As we passed Barrybados and headed towards Swansea, so the shelter from the land decreased and it got bumpier. Looking at the horizon to avoid seasickness is a good idea that the furry stowaways adopted quite quickly:
As we pushed our way through the short wavelength and quite steep waves being produced by the wind over tide conditions we kept washing the anchor. Yes, the bow of the Nordhavn is a long long way above the waterline. Work it out. We spotted that the HUGE Nordhavn 55 folks Alex and Gisele had left Weymouth and according to Marine Traffic, were on a pretty sporty run to Halifax in Canada:
We sent them a message wishing them a good trip and hoped they had topped up with fuel and food.

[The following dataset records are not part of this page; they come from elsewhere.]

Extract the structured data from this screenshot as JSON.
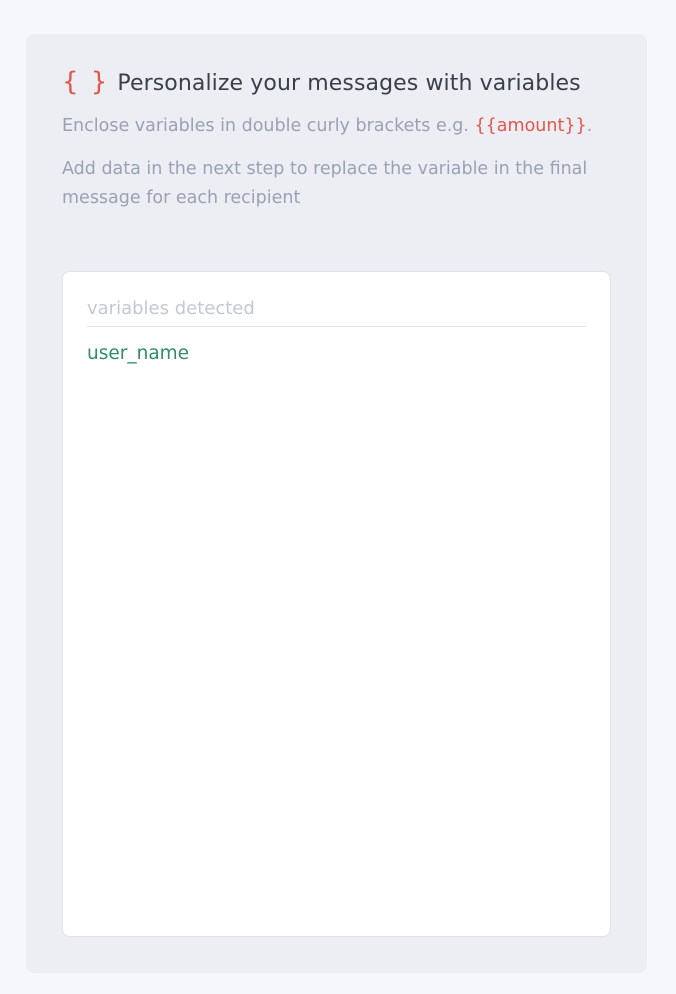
{
  "header": {
    "brace_icon_text": "{ }",
    "title": "Personalize your messages with variables"
  },
  "description": {
    "line1_prefix": "Enclose variables in double curly brackets e.g.",
    "example": "{{amount}}",
    "line1_suffix": ".",
    "line2": "Add data in the next step to replace the variable in the final message for each recipient"
  },
  "variables_panel": {
    "label": "variables detected",
    "items": [
      "user_name"
    ]
  },
  "colors": {
    "accent": "#e2574c",
    "variable": "#2f8f63"
  }
}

To the east of Milford Haven there is a firing range. Despite doing this trip many times, we've only seen it active once and familiarity had bred contempt so the captain hadn't even checked the firing times. Guess what, they called us to say they were active and we had to divert around the range area - see the odd "bulge" in what would have been a straight line track to Milford entrance:
What looks like a little detour on the image actually added around 90-120 minutes to our journey and even worse, took us further south so we then had to head back directly into the wind again with less shelter from the land. We were so happy. Even happier when the best anchorage spot off Dale had a couple of yachts in it. We tried one location, dragged and headed further into the estuary, Sandy Haven Bay, where we finally anchored, all alone.
The flybridge throttle/gear controller misbehaved once more and the captain captured the error code on the system which reported a "short circuit" in the controller's push button. Only it wasn't. Great end to a bumpy, diverted 14 hour first trip of the season. Things can only get better.
We took careful note of where the pot marker buoys were ready for our departure the next morning, checked the engine which was happy but had burped out some coolant (the pre-departure top up had added a bit too much) and fell on some food. Sleep was going to be short.